And, if you don’t want to wind up in that situation, you need to pack heat and be prepared to resist at the point of abduction. I didn’t give much thought to decapitation when I was mooching round the Sunni Triangle last year, but my one rule was that I was determined not to get into a car with any of the locals and I was willing to shoot anyone who tried to force me. If you’re not, you shouldn’t be there.

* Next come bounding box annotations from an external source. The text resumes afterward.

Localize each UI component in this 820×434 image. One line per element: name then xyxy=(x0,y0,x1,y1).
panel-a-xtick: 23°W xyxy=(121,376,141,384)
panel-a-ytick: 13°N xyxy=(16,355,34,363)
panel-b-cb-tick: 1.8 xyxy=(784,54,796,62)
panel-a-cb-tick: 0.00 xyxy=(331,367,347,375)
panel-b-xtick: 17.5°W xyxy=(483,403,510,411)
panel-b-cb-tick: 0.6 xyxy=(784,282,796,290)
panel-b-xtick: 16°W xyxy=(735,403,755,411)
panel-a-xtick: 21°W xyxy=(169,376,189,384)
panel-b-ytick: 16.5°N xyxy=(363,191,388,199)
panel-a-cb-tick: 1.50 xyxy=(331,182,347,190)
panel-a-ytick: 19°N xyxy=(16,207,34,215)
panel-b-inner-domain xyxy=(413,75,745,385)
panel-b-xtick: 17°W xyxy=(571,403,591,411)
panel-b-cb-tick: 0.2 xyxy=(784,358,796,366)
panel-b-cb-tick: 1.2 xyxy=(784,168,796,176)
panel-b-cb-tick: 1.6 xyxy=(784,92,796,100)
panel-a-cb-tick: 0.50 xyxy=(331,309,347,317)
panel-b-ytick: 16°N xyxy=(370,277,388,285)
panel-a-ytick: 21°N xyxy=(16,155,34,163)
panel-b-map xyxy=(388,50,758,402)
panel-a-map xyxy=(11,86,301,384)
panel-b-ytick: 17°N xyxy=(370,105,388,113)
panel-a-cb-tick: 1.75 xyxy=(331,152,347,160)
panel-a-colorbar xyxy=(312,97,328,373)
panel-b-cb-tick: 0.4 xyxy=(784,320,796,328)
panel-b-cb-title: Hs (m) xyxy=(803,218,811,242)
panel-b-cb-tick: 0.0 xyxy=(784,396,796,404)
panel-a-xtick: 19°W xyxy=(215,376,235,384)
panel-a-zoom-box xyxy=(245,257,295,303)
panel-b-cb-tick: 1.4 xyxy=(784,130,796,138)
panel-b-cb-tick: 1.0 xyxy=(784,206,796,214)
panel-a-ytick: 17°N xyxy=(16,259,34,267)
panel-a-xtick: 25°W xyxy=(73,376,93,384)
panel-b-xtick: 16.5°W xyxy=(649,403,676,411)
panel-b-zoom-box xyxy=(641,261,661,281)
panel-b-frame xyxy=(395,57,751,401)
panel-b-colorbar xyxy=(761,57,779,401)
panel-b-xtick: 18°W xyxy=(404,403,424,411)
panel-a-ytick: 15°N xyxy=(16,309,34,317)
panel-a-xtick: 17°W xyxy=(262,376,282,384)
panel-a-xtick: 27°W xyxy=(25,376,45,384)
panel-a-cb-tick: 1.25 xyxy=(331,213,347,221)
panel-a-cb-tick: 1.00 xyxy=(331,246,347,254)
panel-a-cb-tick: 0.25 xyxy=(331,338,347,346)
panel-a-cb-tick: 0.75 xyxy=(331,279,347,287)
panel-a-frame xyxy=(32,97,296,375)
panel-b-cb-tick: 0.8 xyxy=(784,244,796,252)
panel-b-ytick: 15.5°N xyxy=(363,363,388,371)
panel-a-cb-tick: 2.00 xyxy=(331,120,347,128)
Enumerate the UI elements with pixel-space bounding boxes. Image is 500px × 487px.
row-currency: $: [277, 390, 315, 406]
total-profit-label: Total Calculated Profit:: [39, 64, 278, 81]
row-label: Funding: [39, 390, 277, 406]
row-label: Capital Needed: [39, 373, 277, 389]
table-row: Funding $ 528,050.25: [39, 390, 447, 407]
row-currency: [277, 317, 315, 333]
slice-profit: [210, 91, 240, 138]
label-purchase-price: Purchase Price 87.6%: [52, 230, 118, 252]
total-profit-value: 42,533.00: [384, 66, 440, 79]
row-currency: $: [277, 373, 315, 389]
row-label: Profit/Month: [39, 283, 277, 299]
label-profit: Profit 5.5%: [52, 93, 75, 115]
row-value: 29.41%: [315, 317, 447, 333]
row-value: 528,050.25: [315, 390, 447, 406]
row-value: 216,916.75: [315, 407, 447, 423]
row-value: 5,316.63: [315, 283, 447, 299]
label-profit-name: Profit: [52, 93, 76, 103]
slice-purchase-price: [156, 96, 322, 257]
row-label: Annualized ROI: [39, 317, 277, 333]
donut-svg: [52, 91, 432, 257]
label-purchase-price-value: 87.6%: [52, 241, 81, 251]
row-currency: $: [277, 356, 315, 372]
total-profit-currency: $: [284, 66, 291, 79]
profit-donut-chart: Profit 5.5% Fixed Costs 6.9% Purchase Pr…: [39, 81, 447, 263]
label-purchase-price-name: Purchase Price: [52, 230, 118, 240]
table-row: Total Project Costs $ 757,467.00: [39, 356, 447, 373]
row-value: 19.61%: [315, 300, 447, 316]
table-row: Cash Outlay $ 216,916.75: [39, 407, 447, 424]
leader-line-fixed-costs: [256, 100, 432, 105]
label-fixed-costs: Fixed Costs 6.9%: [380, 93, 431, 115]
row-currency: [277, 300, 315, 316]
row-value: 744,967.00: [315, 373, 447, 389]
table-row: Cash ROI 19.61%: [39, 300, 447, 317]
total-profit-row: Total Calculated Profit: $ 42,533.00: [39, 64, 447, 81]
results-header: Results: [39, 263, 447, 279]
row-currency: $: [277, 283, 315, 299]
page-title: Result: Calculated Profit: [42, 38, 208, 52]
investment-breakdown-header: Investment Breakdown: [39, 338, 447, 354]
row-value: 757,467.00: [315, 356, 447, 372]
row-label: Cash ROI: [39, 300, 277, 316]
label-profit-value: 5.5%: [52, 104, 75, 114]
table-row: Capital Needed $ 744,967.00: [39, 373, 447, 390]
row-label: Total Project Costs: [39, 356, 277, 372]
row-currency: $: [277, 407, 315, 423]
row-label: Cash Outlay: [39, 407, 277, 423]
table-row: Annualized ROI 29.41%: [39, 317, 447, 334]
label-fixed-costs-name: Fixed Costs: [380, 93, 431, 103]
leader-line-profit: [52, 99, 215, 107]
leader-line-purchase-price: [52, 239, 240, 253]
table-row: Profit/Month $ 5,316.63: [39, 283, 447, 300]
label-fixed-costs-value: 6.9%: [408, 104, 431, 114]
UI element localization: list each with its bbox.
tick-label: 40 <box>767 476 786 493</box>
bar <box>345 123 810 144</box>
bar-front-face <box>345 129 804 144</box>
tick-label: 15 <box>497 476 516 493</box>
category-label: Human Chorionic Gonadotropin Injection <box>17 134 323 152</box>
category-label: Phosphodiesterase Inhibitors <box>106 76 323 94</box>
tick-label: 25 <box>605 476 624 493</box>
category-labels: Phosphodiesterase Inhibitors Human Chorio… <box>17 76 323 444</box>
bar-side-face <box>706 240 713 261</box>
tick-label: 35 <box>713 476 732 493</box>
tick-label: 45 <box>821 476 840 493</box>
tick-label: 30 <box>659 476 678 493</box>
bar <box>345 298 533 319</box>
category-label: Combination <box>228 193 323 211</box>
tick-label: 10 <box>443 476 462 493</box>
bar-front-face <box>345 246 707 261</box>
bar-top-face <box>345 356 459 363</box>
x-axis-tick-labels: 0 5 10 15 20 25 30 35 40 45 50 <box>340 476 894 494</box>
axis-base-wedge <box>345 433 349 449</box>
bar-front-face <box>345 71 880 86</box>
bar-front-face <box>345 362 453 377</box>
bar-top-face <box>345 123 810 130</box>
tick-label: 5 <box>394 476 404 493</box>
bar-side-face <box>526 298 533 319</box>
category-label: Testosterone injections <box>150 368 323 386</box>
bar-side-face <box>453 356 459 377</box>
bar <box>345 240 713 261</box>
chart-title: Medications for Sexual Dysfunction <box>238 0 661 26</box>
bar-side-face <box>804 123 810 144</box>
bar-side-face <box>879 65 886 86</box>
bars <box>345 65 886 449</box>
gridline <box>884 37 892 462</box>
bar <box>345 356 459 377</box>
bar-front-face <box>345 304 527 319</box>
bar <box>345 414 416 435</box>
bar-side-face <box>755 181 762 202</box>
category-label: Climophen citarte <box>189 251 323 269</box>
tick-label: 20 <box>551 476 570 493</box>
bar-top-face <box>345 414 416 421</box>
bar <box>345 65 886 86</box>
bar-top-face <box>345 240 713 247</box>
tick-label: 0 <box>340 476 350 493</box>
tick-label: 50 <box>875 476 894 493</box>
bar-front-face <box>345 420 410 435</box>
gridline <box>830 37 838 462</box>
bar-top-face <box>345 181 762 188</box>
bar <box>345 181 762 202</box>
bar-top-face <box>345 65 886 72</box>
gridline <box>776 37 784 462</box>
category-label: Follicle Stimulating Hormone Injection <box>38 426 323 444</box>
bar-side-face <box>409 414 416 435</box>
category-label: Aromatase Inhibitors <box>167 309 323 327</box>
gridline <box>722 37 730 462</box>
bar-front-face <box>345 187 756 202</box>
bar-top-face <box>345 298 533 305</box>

Perhaps it’s easy to say that. Ken Bigley, after all, was blasé about personal security. Tootling around Iraq in his very conspicuous SUV, he told chums, “I’m not afraid. You only die once.” In the end, he revised his insouciance, grasping for a shot at a second chance. I know the Ken Bigley on display these last few weeks is not the measure of the man. But that’s all the more reason why in dangerous times and dangerous places one should give some thought to what they used to call a “good death”. None of the above would have guaranteed Mr Bigley’s life, but it would have given him, as it did Signor Quattrocchi, a less pitiful end, and it would have spared the world a glimpse of the feeble and unserious Britain of the last few weeks. The jihadists have become rather adept at devising tests customized for each group of infidels: Madrid got bombed, and the Spaniards failed their test three days later; the Australian Embassy in Jakarta got bombed, but the Aussies held firm and re-elected John Howard’s government anyway. With Britain, the Islamists will have drawn many useful lessons from the decadence and defeatism on display.